More than 2.3 million people have applied for the Youth Future Savings account, which offers an interest effect of up to 19.4 percent annually. The Financial Services Commission (FSC) and the Korea Inclusive Finance Agency said Friday that about 2.343 million people applied to enroll during the application period from Nov. 22 to this month's third day.
Of these, about 80,000 applied under small business owner eligibility. By age group, young people aged 30 to 34 accounted for the largest share of applications.
According to the FSC, eligibility screening will take place over three weeks from Friday until the 24th. Screening results will be individually communicated to applicants on the 24th.
Those who pass the screening will be able to open accounts over a two-week period from the 27th to the 7th of next month. After opening an account, holders can freely deposit from 1,000 won to 500,000 won each month.
The Youth Future Savings account is a newly created policy financial product designed to address the shortcomings of the Youth Leap Account. The maturity was shortened to three years from the previous five years, and government contributions were expanded to up to 12 percent from the previous 3 to 6 percent.
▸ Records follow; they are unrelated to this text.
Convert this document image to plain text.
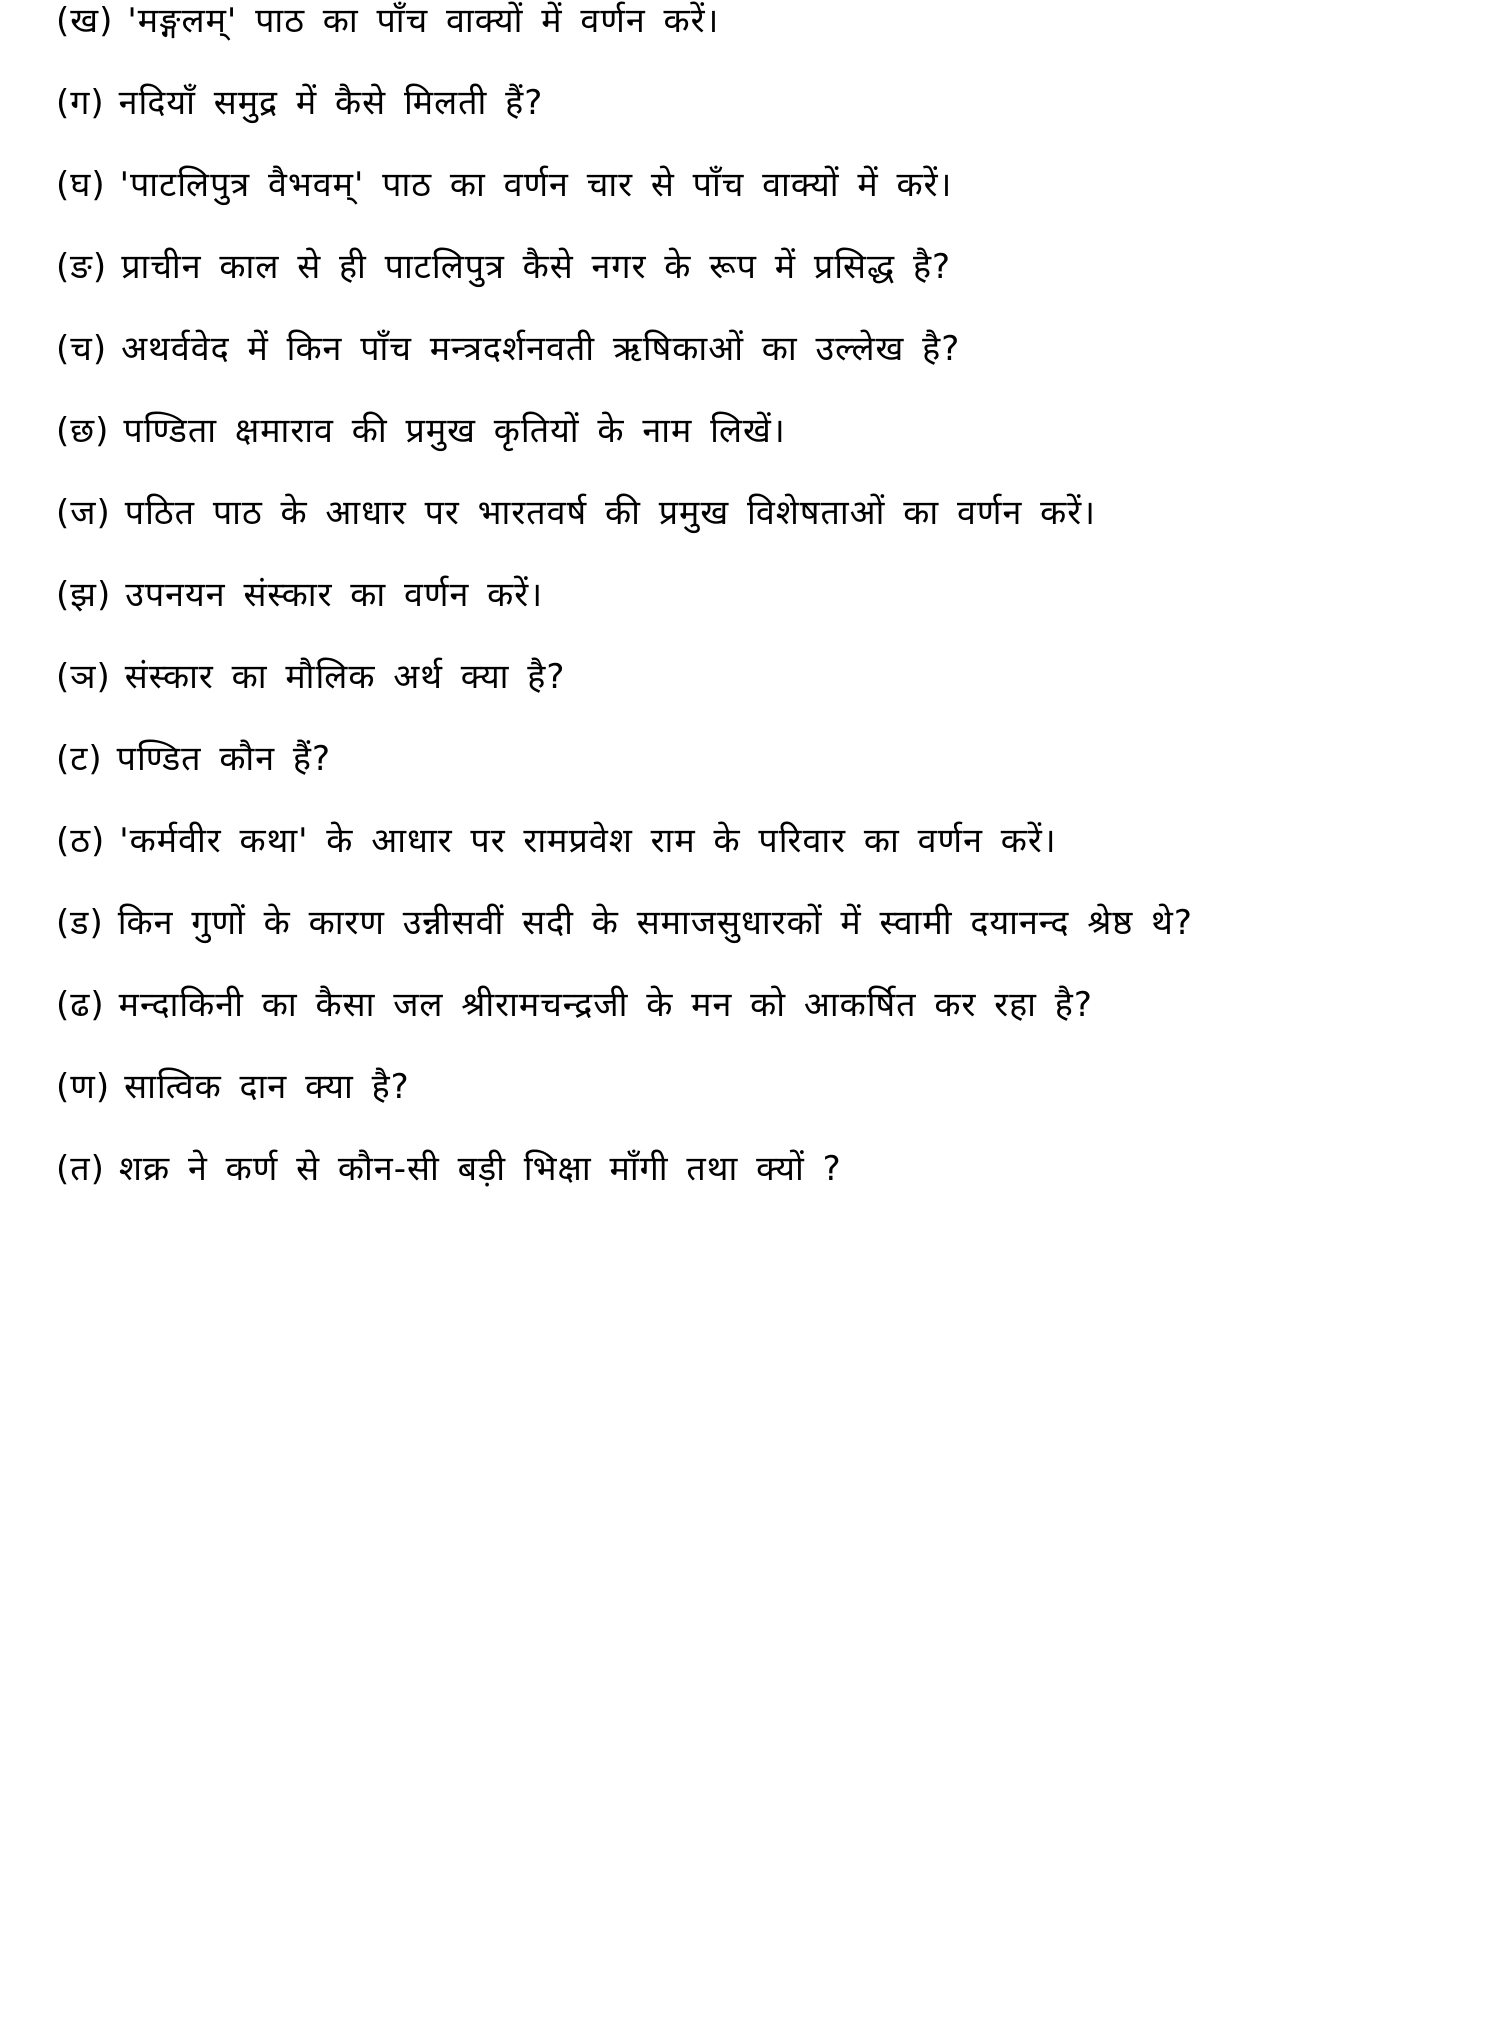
(ख) 'मङ्गलम्' पाठ का पाँच वाक्यों में वर्णन करें।
(ग) नदियाँ समुद्र में कैसे मिलती हैं?
(घ) 'पाटलिपुत्र वैभवम्' पाठ का वर्णन चार से पाँच वाक्यों में करें।
(ङ) प्राचीन काल से ही पाटलिपुत्र कैसे नगर के रूप में प्रसिद्ध है?
(च) अथर्ववेद में किन पाँच मन्त्रदर्शनवती ऋषिकाओं का उल्लेख है?
(छ) पण्डिता क्षमाराव की प्रमुख कृतियों के नाम लिखें।
(ज) पठित पाठ के आधार पर भारतवर्ष की प्रमुख विशेषताओं का वर्णन करें।
(झ) उपनयन संस्कार का वर्णन करें।
(ञ) संस्कार का मौलिक अर्थ क्या है?
(ट) पण्डित कौन हैं?
(ठ) 'कर्मवीर कथा' के आधार पर रामप्रवेश राम के परिवार का वर्णन करें।
(ड) किन गुणों के कारण उन्नीसवीं सदी के समाजसुधारकों में स्वामी दयानन्द श्रेष्ठ थे?
(ढ) मन्दाकिनी का कैसा जल श्रीरामचन्द्रजी के मन को आकर्षित कर रहा है?
(ण) सात्विक दान क्या है?
(त) शक्र ने कर्ण से कौन-सी बड़ी भिक्षा माँगी तथा क्यों ?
Adding the 5 percent base interest rate provided by banks and preferential rates of 2 to 3 percent set by each institution, a maximum interest rate of 7 to 8 percent applies.
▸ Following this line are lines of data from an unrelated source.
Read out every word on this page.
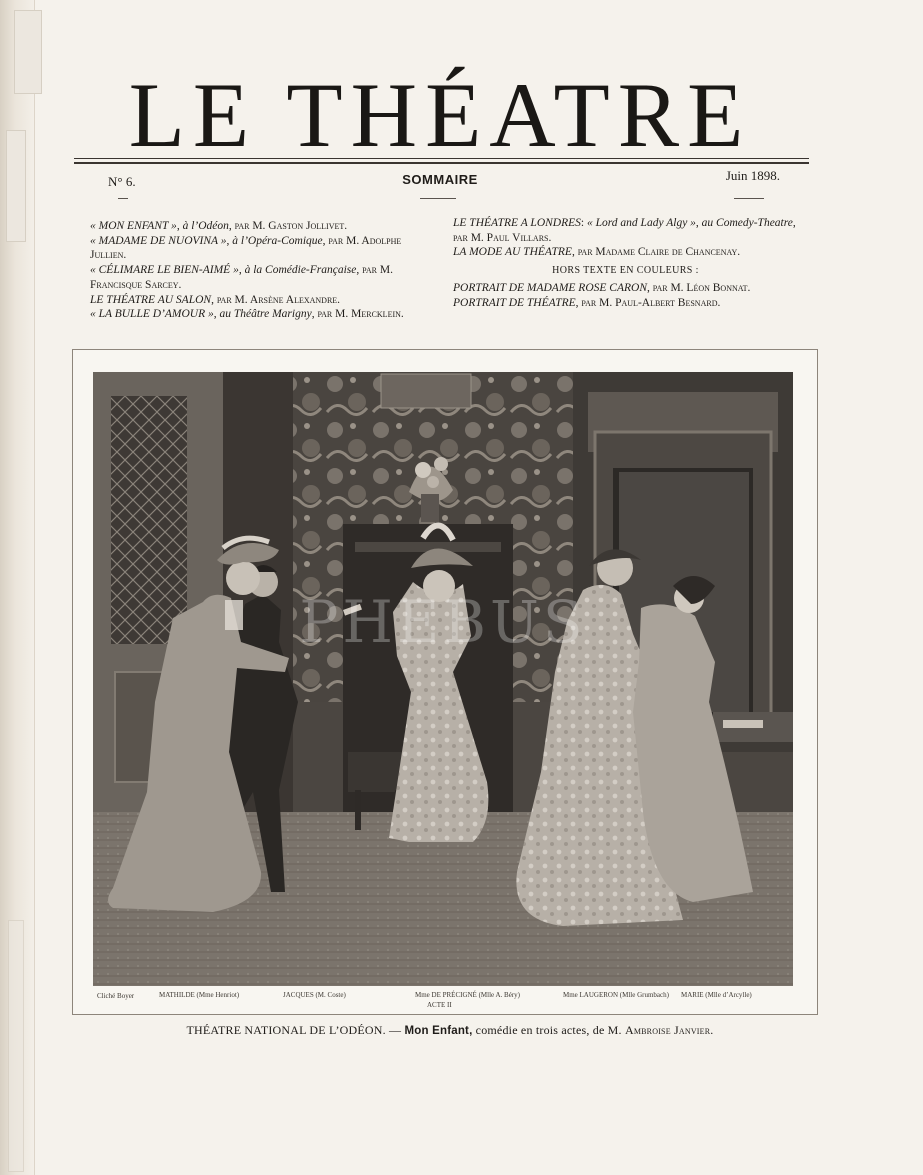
LE THÉATRE
N° 6.	SOMMAIRE	Juin 1898.

« MON ENFANT », à l’Odéon, par M. Gaston Jollivet.

« MADAME DE NUOVINA », à l’Opéra-Comique, par M. Adolphe Jullien.

« CÉLIMARE LE BIEN-AIMÉ », à la Comédie-Française, par M. Francisque Sarcey.

LE THÉATRE AU SALON, par M. Arsène Alexandre.

« LA BULLE D’AMOUR », au Théâtre Marigny, par M. Mercklein.

LE THÉATRE A LONDRES: « Lord and Lady Algy », au Comedy-Theatre, par M. Paul Villars.

LA MODE AU THÉATRE, par Madame Claire de Chancenay.

HORS TEXTE EN COULEURS :

PORTRAIT DE MADAME ROSE CARON, par M. Léon Bonnat.

PORTRAIT DE THÉATRE, par M. Paul-Albert Besnard.

PHEBUS
Cliché Boyer	MATHILDE (Mme Henriot)	JACQUES (M. Coste)	Mme DE PRÉCIGNÉ (Mlle A. Béry)	Mme LAUGERON (Mlle Grumbach) MARIE (Mlle d’Arcylle)
ACTE II
THÉATRE NATIONAL DE L’ODÉON. — Mon Enfant, comédie en trois actes, de M. Ambroise Janvier.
When government contributions and tax exemptions on interest income are factored in, the actual enrollment effect is similar to signing up for a simple-interest savings product yielding 13.2 to 14.4 percent annually for the general type, and 18.2 to 19.4 percent annually for the preferential type.
Detailed information on enrollment screening and related matters can be checked through the Youth Future Savings webpage or the Korea Inclusive Finance Agency's youth finance call center (1397, then press 3). The second round of Youth Future Savings applications is scheduled to take place around December this year.